This Act aims to speed up the responsible exploration and development of critical minerals from the U.S. seabed and Outer Continental Shelf to secure domestic supply chains and establish global dominance.
Tim Sheehy
Senator
MT
This Act aims to secure U.S. dominance in offshore critical minerals by accelerating the responsible exploration and development of seabed resources. It mandates rapid government action to streamline licensing, map key areas, and identify essential minerals found on the ocean floor. The goal is to build secure domestic supply chains and counter foreign influence by prioritizing U.S. commercial activity both on the Outer Continental Shelf and through international partnerships.
If you’ve heard the term “critical minerals” lately, you know they’re the building blocks for everything from electric car batteries to defense systems. The Revitalizing America’s Offshore Critical Minerals Dominance Act aims to secure our supply of these minerals—like cobalt, nickel, and rare earths—by going straight to the ocean floor. The bill’s core action is a massive, immediate push to fast-track exploration and recovery of these resources from the Outer Continental Shelf (OCS) and the deep seabed, citing national security and economic independence as the driving forces. This means the federal government is launching a full-court press to map, permit, and develop these underwater resources, making the U.S. the world leader in seabed mining.

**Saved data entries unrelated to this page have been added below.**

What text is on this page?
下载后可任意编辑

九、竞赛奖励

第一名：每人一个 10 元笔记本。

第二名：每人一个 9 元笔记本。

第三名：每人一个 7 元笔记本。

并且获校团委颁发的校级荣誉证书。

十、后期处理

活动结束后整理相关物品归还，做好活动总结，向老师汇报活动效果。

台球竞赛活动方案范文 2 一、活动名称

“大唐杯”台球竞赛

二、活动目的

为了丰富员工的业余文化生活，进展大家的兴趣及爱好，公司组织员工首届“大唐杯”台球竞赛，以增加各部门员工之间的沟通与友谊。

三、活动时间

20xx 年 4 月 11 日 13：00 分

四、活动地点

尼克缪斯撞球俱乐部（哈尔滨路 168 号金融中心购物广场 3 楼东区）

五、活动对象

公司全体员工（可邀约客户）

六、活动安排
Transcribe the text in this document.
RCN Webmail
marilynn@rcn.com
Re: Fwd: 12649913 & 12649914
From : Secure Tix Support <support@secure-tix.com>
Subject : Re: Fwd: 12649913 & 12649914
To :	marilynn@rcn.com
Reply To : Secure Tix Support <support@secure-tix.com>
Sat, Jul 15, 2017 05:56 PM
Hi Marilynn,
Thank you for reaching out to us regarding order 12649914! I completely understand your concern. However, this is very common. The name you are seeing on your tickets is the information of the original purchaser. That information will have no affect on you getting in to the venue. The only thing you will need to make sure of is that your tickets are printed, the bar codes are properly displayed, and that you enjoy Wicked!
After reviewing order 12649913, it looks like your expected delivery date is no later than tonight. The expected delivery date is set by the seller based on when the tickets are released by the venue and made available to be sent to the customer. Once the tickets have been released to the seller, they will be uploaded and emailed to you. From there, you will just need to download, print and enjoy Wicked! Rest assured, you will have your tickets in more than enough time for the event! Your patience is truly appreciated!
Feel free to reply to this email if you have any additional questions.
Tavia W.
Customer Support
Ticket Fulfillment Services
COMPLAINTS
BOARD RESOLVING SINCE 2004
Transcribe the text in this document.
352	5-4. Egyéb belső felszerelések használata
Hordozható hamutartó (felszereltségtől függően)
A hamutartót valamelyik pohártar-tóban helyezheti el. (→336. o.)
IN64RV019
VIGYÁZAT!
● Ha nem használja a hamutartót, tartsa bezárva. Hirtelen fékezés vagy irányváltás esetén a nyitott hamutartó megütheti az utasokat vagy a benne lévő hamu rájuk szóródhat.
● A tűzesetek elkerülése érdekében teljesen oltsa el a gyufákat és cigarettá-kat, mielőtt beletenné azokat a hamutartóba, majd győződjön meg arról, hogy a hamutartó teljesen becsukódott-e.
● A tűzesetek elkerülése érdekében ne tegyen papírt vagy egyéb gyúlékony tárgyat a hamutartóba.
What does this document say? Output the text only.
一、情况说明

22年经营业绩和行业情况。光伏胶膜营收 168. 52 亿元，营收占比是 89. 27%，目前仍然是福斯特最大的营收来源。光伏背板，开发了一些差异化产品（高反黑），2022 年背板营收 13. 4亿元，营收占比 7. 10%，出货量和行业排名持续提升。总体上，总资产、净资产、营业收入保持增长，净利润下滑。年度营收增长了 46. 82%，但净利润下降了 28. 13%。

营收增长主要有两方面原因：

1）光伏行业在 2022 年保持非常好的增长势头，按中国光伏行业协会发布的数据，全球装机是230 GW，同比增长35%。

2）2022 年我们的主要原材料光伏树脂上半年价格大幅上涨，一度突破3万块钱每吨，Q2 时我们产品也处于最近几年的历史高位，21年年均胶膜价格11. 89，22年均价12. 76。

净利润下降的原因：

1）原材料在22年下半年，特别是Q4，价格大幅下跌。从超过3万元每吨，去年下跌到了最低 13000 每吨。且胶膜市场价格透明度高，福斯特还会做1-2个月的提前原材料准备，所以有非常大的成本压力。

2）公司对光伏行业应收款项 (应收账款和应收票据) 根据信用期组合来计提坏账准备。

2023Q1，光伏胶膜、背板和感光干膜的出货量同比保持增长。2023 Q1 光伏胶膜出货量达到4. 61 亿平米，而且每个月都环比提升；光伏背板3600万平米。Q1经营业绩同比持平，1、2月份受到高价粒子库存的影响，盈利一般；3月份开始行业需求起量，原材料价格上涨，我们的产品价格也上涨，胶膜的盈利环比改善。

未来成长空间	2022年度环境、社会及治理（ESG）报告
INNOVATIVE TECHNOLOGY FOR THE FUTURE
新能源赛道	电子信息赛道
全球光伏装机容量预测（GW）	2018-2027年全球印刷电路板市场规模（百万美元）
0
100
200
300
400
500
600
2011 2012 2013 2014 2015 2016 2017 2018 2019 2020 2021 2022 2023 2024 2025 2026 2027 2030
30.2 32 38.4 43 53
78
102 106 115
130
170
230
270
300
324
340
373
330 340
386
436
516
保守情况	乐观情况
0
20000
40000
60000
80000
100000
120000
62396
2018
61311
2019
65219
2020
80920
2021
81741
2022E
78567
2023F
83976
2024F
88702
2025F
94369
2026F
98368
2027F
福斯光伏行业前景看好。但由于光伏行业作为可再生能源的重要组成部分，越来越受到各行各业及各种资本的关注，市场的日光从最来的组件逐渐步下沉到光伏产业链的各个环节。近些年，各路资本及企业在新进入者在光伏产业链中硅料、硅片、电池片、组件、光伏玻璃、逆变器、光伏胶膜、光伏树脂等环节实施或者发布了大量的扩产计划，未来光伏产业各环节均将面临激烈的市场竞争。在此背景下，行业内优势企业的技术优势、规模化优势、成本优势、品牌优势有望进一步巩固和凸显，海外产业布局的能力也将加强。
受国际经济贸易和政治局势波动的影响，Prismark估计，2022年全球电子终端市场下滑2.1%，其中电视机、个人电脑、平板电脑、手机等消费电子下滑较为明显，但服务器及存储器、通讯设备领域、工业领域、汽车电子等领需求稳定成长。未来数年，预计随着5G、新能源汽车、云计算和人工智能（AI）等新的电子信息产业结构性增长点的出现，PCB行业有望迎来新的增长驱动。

This bill doesn't just ask agencies to move faster; it gives them a hard deadline. Within 60 days of enactment, the Secretary of Commerce (through NOAA) and the Secretary of the Interior must establish expedited processes for issuing licenses and permits for deep seabed exploration and commercial recovery (SEC. 4). Think about that: two months to overhaul complex regulatory systems that usually take years. For companies looking to mine, this is the green light they’ve been waiting for, promising predictable, rapid approvals. For the rest of us, it means the government is prioritizing speed and national dominance over deliberative, slow-moving environmental review, even while the bill pays lip service to maintaining high environmental standards.
To make sure companies know exactly where to dig, the Secretary of the Interior must also, within 60 days, finalize a plan to map key areas of the U.S. seabed and OCS that are rich in minerals and easily accessible (SEC. 4). This isn't just a science project; it's a critical step in turning potential resources into real supply chains. They also have to officially identify which critical minerals can be sourced from the seabed, teaming up with the Departments of Defense and Energy to pinpoint the ones most vital for manufacturing and defense (SEC. 4). This entire effort is designed to quickly de-risk deep-sea mining for U.S. companies.
While the goal is securing a supply chain for the future—a clear benefit for anyone worried about inflation or foreign dependence—the way the bill achieves this raises some red flags, particularly for environmental safeguards. The aggressive 60-day deadline is the most obvious pressure point, suggesting that comprehensive scientific review might take a back seat to meeting the mandate for speed. Furthermore, the bill explicitly states that it does not create any new rights or benefits that someone could use to sue the U.S. government or its employees (SEC. 4). In plain language, if the expedited permitting process cuts corners and environmental damage occurs, this clause makes it harder for affected groups—like environmental organizations concerned with deep-sea ecosystems—to challenge the government’s actions in court. It’s essentially an insurance policy for the agencies pushing the permits through.
Beyond domestic waters, the bill requires the Secretary of Commerce to engage key international partners within 60 days to support U.S. companies exploring and extracting minerals in allied countries’ waters (SEC. 4). This is about leveraging international relationships to secure resources globally, ensuring U.S. companies get first dibs. One final detail to note: the definition of a “mineral” under this Act is broad. While it includes the usual suspects like cobalt and copper, it also allows the Chair of the National Energy Dominance Council to unilaterally add any other material deemed “appropriate” (SEC. 3). This grants a single federal official the power to expand the scope of this fast-track mining program without needing further legislative approval.